Doug Ford suscite les applaudissements depuis le début de la pandémie

TORONTO — Aucun aspect de la vie canadienne n’a été épargné par la pandémie de COVID-19, y compris la politique, et des experts s’accordent sur un fait: la crise sanitaire a permis de découvrir un nouveau Doug Ford.

Le premier ministre de l’Ontario, qui a souvent été un facteur de division sur la scène locale avant de devenir une figure nationale polarisante, fait tourner les têtes depuis qul est devenu clair que le Canada ne serait pas épargné par la propagation du nouveau coronavirus.
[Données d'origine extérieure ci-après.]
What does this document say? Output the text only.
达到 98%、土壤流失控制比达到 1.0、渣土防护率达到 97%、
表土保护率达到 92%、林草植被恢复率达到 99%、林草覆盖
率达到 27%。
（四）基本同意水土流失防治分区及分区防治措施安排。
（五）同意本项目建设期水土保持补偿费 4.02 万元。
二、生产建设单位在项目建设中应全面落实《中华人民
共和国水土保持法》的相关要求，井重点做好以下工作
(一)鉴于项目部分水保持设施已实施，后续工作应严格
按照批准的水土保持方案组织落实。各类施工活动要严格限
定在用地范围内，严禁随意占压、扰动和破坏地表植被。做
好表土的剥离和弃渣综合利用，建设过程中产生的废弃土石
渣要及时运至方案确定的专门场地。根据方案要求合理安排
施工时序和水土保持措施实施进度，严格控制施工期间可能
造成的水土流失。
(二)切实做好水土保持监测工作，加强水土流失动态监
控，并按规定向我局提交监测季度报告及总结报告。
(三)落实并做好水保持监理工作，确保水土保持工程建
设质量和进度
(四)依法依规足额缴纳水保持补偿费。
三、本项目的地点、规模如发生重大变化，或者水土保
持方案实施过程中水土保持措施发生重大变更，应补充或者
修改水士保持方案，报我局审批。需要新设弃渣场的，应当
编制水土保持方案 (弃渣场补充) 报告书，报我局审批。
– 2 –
Le discours populiste qui permettait à ses opposants à le comparer au président américain Donald Trump a été abandonné. Les points de presse de M. Ford ont plutôt été salués pour le ton calme du premier ministre et les idées relativement progressistes adoptées.
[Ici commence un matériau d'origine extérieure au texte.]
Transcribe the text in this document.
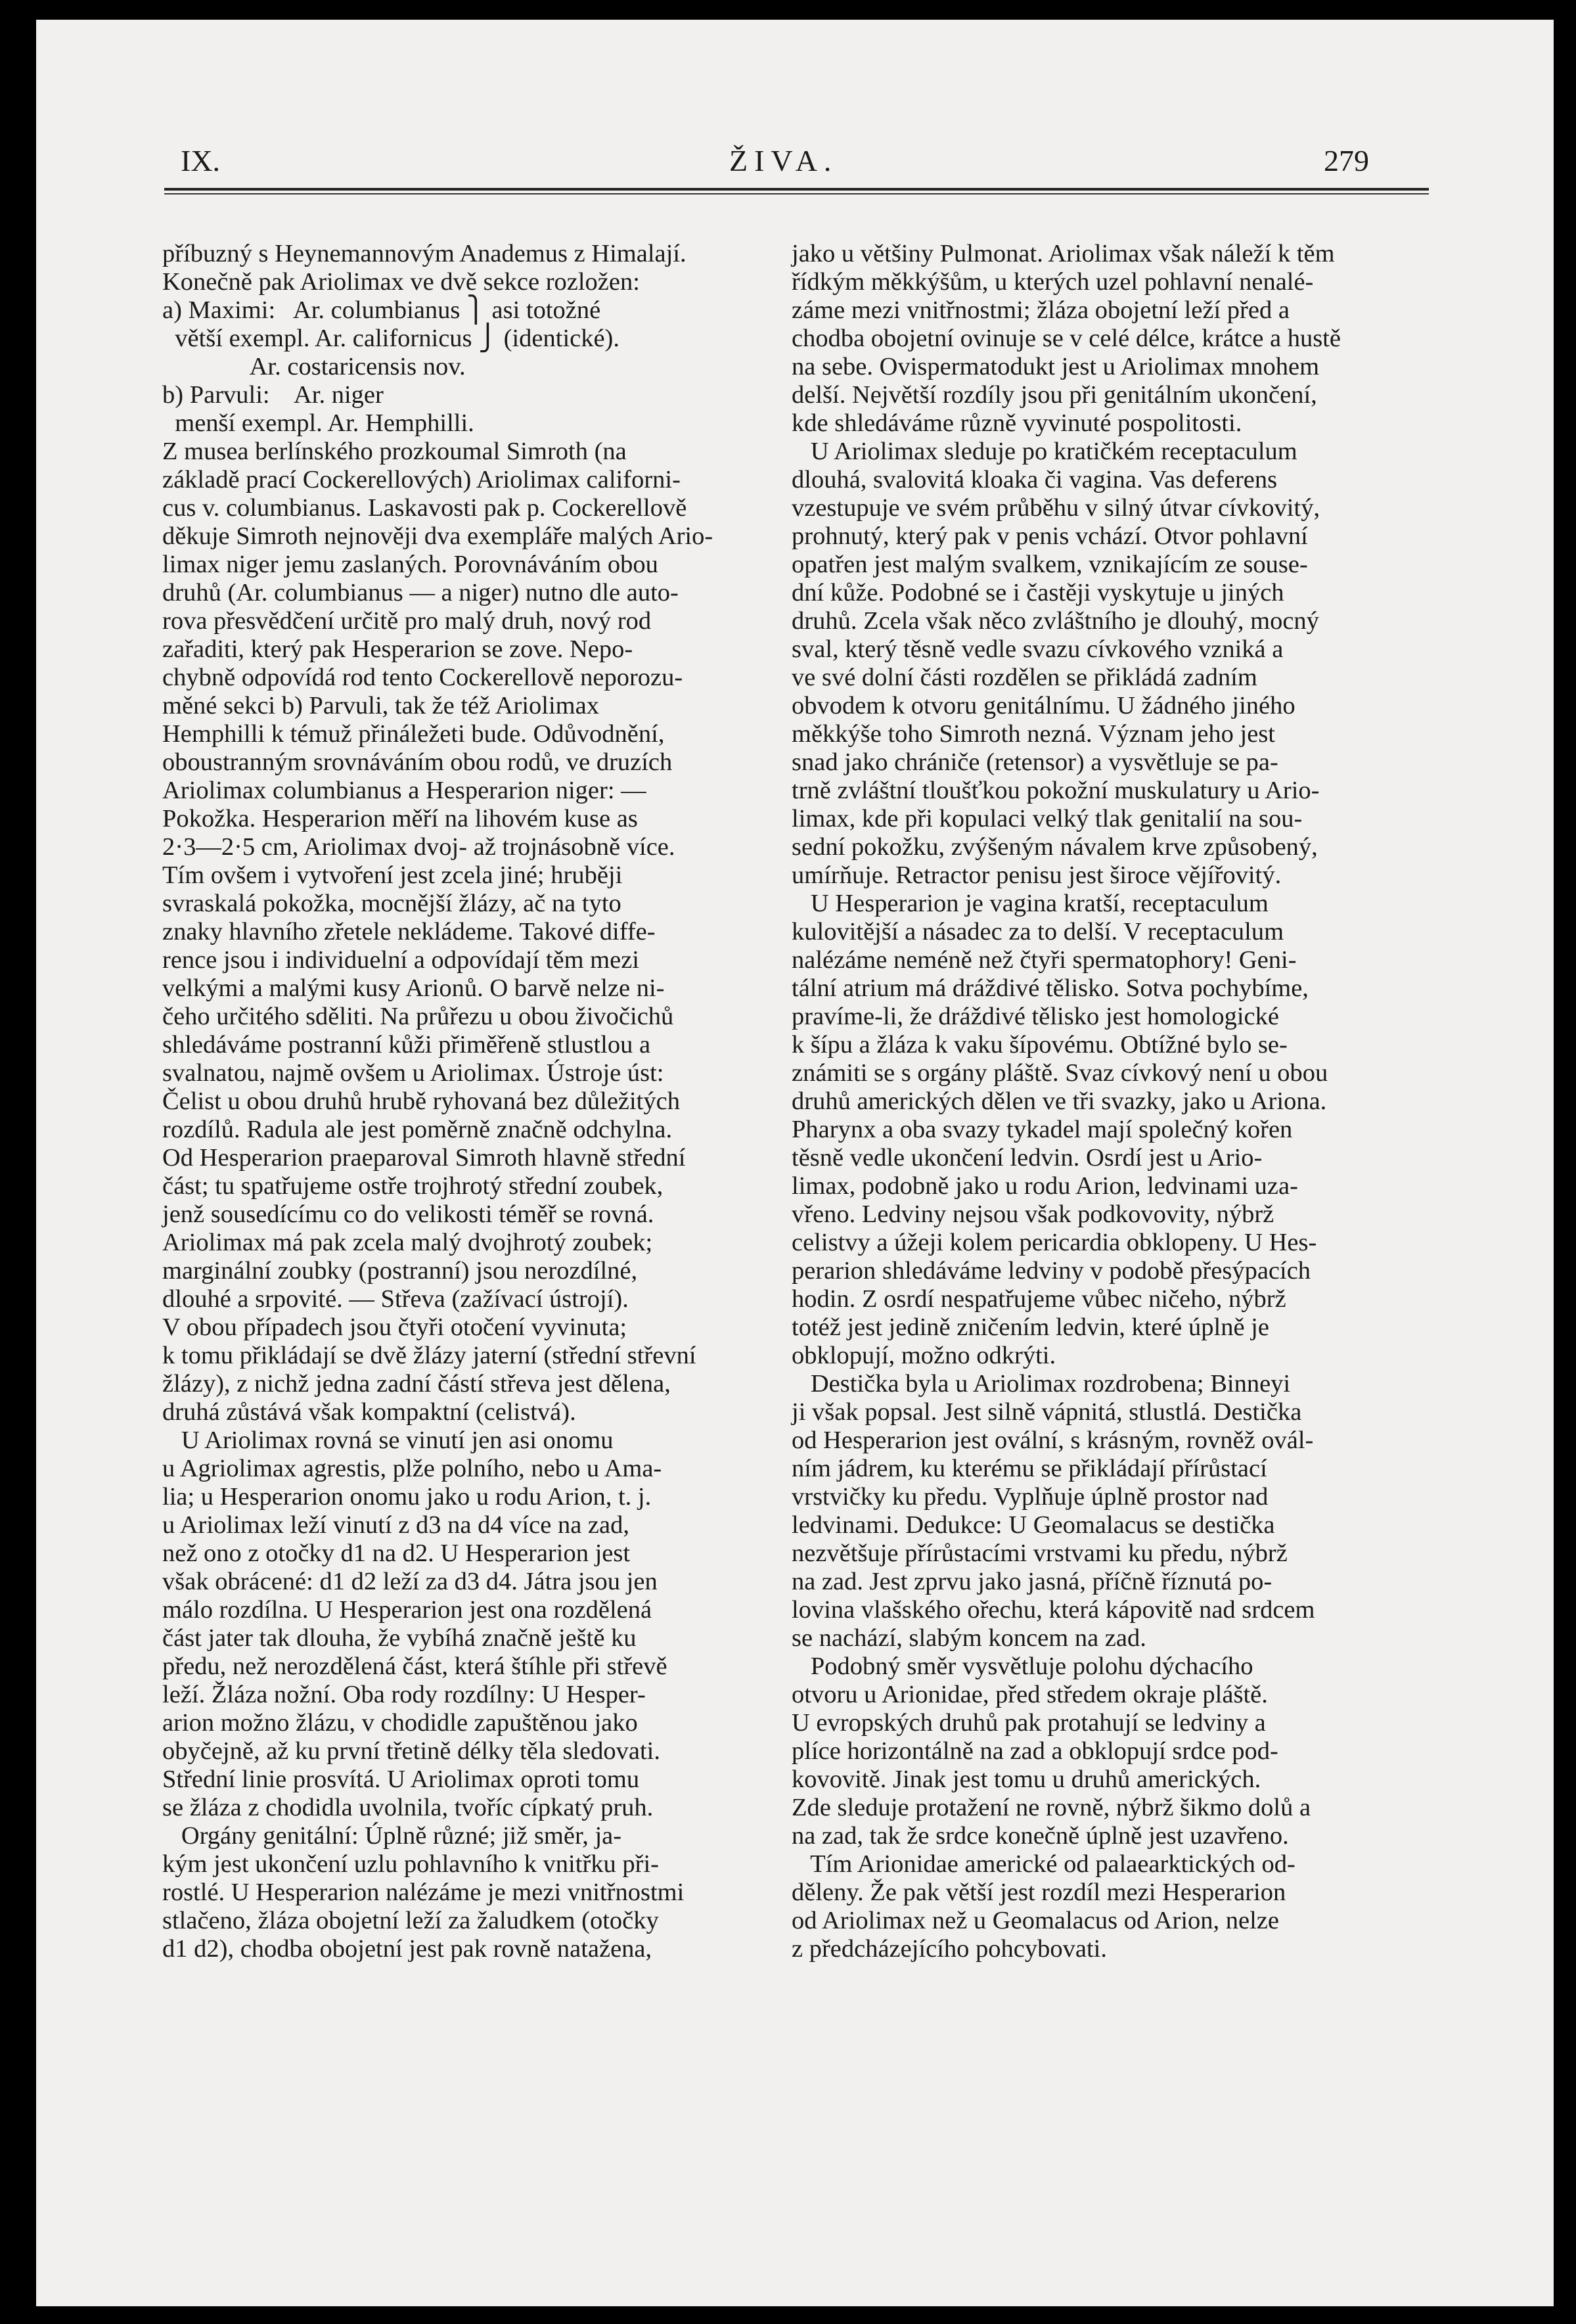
IX.	ŽIVA.	279
příbuzný s Heynemannovým Anademus z Himalají.
Konečně pak Ariolimax ve dvě sekce rozložen:
a) Maximi:   Ar. columbianus ⎫ asi totožné
větší exempl. Ar. californicus ⎭ (identické).
Ar. costaricensis nov.
b) Parvuli:    Ar. niger
menší exempl. Ar. Hemphilli.
Z musea berlínského prozkoumal Simroth (na
základě prací Cockerellových) Ariolimax californi-
cus v. columbianus. Laskavosti pak p. Cockerellově
děkuje Simroth nejnověji dva exempláře malých Ario-
limax niger jemu zaslaných. Porovnáváním obou
druhů (Ar. columbianus — a niger) nutno dle auto-
rova přesvědčení určitě pro malý druh, nový rod
zařaditi, který pak Hesperarion se zove. Nepo-
chybně odpovídá rod tento Cockerellově neporozu-
měné sekci b) Parvuli, tak že též Ariolimax
Hemphilli k témuž přináležeti bude. Odůvodnění,
oboustranným srovnáváním obou rodů, ve druzích
Ariolimax columbianus a Hesperarion niger: —
Pokožka. Hesperarion měří na lihovém kuse as
2·3—2·5 cm, Ariolimax dvoj- až trojnásobně více.
Tím ovšem i vytvoření jest zcela jiné; hruběji
svraskalá pokožka, mocnější žlázy, ač na tyto
znaky hlavního zřetele nekládeme. Takové diffe-
rence jsou i individuelní a odpovídají těm mezi
velkými a malými kusy Arionů. O barvě nelze ni-
čeho určitého sděliti. Na průřezu u obou živočichů
shledáváme postranní kůži přiměřeně stlustlou a
svalnatou, najmě ovšem u Ariolimax. Ústroje úst:
Čelist u obou druhů hrubě ryhovaná bez důležitých
rozdílů. Radula ale jest poměrně značně odchylna.
Od Hesperarion praeparoval Simroth hlavně střední
část; tu spatřujeme ostře trojhrotý střední zoubek,
jenž sousedícímu co do velikosti téměř se rovná.
Ariolimax má pak zcela malý dvojhrotý zoubek;
marginální zoubky (postranní) jsou nerozdílné,
dlouhé a srpovité. — Střeva (zažívací ústrojí).
V obou případech jsou čtyři otočení vyvinuta;
k tomu přikládají se dvě žlázy jaterní (střední střevní
žlázy), z nichž jedna zadní částí střeva jest dělena,
druhá zůstává však kompaktní (celistvá).
U Ariolimax rovná se vinutí jen asi onomu
u Agriolimax agrestis, plže polního, nebo u Ama-
lia; u Hesperarion onomu jako u rodu Arion, t. j.
u Ariolimax leží vinutí z d3 na d4 více na zad,
než ono z otočky d1 na d2. U Hesperarion jest
však obrácené: d1 d2 leží za d3 d4. Játra jsou jen
málo rozdílna. U Hesperarion jest ona rozdělená
část jater tak dlouha, že vybíhá značně ještě ku
předu, než nerozdělená část, která štíhle při střevě
leží. Žláza nožní. Oba rody rozdílny: U Hesper-
arion možno žlázu, v chodidle zapuštěnou jako
obyčejně, až ku první třetině délky těla sledovati.
Střední linie prosvítá. U Ariolimax oproti tomu
se žláza z chodidla uvolnila, tvoříc cípkatý pruh.
Orgány genitální: Úplně různé; již směr, ja-
kým jest ukončení uzlu pohlavního k vnitřku při-
rostlé. U Hesperarion nalézáme je mezi vnitřnostmi
stlačeno, žláza obojetní leží za žaludkem (otočky
d1 d2), chodba obojetní jest pak rovně natažena,
jako u většiny Pulmonat. Ariolimax však náleží k těm
řídkým měkkýšům, u kterých uzel pohlavní nenalé-
záme mezi vnitřnostmi; žláza obojetní leží před a
chodba obojetní ovinuje se v celé délce, krátce a hustě
na sebe. Ovispermatodukt jest u Ariolimax mnohem
delší. Největší rozdíly jsou při genitálním ukončení,
kde shledáváme různě vyvinuté pospolitosti.
U Ariolimax sleduje po kratičkém receptaculum
dlouhá, svalovitá kloaka či vagina. Vas deferens
vzestupuje ve svém průběhu v silný útvar cívkovitý,
prohnutý, který pak v penis vchází. Otvor pohlavní
opatřen jest malým svalkem, vznikajícím ze souse-
dní kůže. Podobné se i častěji vyskytuje u jiných
druhů. Zcela však něco zvláštního je dlouhý, mocný
sval, který těsně vedle svazu cívkového vzniká a
ve své dolní části rozdělen se přikládá zadním
obvodem k otvoru genitálnímu. U žádného jiného
měkkýše toho Simroth nezná. Význam jeho jest
snad jako chrániče (retensor) a vysvětluje se pa-
trně zvláštní tloušťkou pokožní muskulatury u Ario-
limax, kde při kopulaci velký tlak genitalií na sou-
sední pokožku, zvýšeným návalem krve způsobený,
umírňuje. Retractor penisu jest široce vějířovitý.
U Hesperarion je vagina kratší, receptaculum
kulovitější a násadec za to delší. V receptaculum
nalézáme neméně než čtyři spermatophory! Geni-
tální atrium má dráždivé tělisko. Sotva pochybíme,
pravíme-li, že dráždivé tělisko jest homologické
k šípu a žláza k vaku šípovému. Obtížné bylo se-
známiti se s orgány pláště. Svaz cívkový není u obou
druhů amerických dělen ve tři svazky, jako u Ariona.
Pharynx a oba svazy tykadel mají společný kořen
těsně vedle ukončení ledvin. Osrdí jest u Ario-
limax, podobně jako u rodu Arion, ledvinami uza-
vřeno. Ledviny nejsou však podkovovity, nýbrž
celistvy a úžeji kolem pericardia obklopeny. U Hes-
perarion shledáváme ledviny v podobě přesýpacích
hodin. Z osrdí nespatřujeme vůbec ničeho, nýbrž
totéž jest jedině zničením ledvin, které úplně je
obklopují, možno odkrýti.
Destička byla u Ariolimax rozdrobena; Binneyi
ji však popsal. Jest silně vápnitá, stlustlá. Destička
od Hesperarion jest ovální, s krásným, rovněž ovál-
ním jádrem, ku kterému se přikládají přírůstací
vrstvičky ku předu. Vyplňuje úplně prostor nad
ledvinami. Dedukce: U Geomalacus se destička
nezvětšuje přírůstacími vrstvami ku předu, nýbrž
na zad. Jest zprvu jako jasná, příčně říznutá po-
lovina vlašského ořechu, která kápovitě nad srdcem
se nachází, slabým koncem na zad.
Podobný směr vysvětluje polohu dýchacího
otvoru u Arionidae, před středem okraje pláště.
U evropských druhů pak protahují se ledviny a
plíce horizontálně na zad a obklopují srdce pod-
kovovitě. Jinak jest tomu u druhů amerických.
Zde sleduje protažení ne rovně, nýbrž šikmo dolů a
na zad, tak že srdce konečně úplně jest uzavřeno.
Tím Arionidae americké od palaearktických od-
děleny. Že pak větší jest rozdíl mezi Hesperarion
od Ariolimax než u Geomalacus od Arion, nelze
z předcházejícího pohcybovati.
Selon les observateurs politiques, une telle approche diffère non seulement de celle démontrée par des politiciens similaires au sud de la frontière, mais de la propre conduite de Ford par le passé.

«Je suis un libéral, mais je donne beaucoup de mérite à Doug Ford — il gère très bien cela, a déclaré Dan Moulton, vice-président de Crestview Strategy et membre du personnel de l’ancien gouvernement libéral. Il est transparent, réactif et engageant. Les Ontariens le voient vraiment en action.»

Les éloges formulés par des partisans du centre ou de la gauche ont été rares au cours de la carrière politique peu orthodoxe et colorée de M. Ford.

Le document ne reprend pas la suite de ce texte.